Irrespective of your views on how much low earners and high earners should pay, which is a whole other debate, that "neutrality" is arguably both the fairest, and most economically efficient, tax principle.
How could we do this? It is actually very simple. Whatever kind of investment you make, your return is made up as follows:
Actual return = income + capital gain - expenses - inflation
or AR= I+CG-E-CPI
Inflation is the erosion of the spending power of your capital as living costs rise.
So to be neutral, all you have to do is tax actual return in all cases. Sadly, there is not one type of investment in New Zealand today that is taxed like that. In other words, right now taxable return is not equal to actual return, so TR =/= AR.
The real world
How far away from "neutrality" are we? As things stand today, some are taxed less, and some are taxed more:
Homeowners are severely undertaxed:
TR = 0, they are completely tax-free on both their occupancy and their capital gains
Landlords outside the brightline test are undertaxed:
TR = I-E , they are untaxed on CG and can't claim their loss from CPI
Landlords under the brightline test are overtaxed:
TR = I+CG-E, but they can't claim their loss from CPI
Bank depositors are severely overtaxed:
TR = I, they have no hope of getting any CG and can't claim CPI.
(On this last one, if you have a bank deposit earning 4 per cent per annum and inflation is 2 per cent per annum, you are paying twice as much tax as you should).
It is interesting to note the lack of a capital gains tax does not mean all investors are undertaxed compared with wage and salary earners.
The lack of neutrality is severe in both directions. And is it any wonder house prices and household debt, dominated by owner-occupiers, have grown so dramatically? Or that there are insufficient bank deposits in New Zealand, and banks have to borrow so much overseas?
The review
This week the Tax Working Group releases its report. You might expect the highest priorities in the report would be the severely overtaxed and severely undertaxed examples above. In other words, perfection is impossible in the real world, so just focus on fixing the worst bits.

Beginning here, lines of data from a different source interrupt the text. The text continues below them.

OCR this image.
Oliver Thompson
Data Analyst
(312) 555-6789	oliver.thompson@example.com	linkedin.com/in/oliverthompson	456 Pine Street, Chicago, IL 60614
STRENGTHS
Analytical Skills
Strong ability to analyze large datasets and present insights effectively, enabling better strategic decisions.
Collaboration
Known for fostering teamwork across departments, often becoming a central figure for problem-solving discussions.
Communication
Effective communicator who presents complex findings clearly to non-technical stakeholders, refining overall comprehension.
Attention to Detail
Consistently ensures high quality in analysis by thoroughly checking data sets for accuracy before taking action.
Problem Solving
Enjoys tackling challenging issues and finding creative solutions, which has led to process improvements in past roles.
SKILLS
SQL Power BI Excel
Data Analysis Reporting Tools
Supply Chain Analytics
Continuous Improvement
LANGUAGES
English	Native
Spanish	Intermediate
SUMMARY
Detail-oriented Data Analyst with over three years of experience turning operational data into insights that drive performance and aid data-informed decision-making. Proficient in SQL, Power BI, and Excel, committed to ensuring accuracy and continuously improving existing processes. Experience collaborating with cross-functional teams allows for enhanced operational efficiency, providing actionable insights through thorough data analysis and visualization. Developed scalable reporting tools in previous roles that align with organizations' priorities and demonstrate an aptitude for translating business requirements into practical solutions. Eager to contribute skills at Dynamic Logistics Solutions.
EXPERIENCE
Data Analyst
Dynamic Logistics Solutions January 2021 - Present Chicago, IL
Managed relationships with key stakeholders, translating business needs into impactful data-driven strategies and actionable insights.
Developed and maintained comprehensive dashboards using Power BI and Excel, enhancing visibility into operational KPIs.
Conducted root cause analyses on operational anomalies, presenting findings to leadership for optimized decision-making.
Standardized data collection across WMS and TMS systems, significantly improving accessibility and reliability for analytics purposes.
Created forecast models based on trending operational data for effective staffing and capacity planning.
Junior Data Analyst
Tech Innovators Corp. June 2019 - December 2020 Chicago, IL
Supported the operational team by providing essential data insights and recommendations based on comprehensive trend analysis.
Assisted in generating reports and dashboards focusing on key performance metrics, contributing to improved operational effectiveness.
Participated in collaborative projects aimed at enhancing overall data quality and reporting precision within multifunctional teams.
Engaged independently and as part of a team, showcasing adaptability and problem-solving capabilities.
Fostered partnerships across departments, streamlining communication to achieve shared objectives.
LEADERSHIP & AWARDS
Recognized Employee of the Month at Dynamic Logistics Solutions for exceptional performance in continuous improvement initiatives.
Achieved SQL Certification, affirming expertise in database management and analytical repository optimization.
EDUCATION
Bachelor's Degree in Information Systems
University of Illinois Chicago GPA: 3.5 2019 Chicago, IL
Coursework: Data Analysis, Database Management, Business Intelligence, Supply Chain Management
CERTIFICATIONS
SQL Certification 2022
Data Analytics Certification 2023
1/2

The indications are that both "worst bits" will be ignored. Homeowners would throw out any Government who taxed their home, and bank deposit holders mostly don't even realise they are being hit so hard.
So whatever the Government decides to do with the report, it will pretty much be a waste of time and a lost opportunity. The economic and social injustices of our tax system will continue. What a great pity.
- Stuart Pedersen is an investor and former economist and financial adviser, based in Mount Maunganui. He was the Act Party spokesperson on finance and economics, and Tauranga candidate, in the 2017 election. These are his personal views, not necessarily those of the party.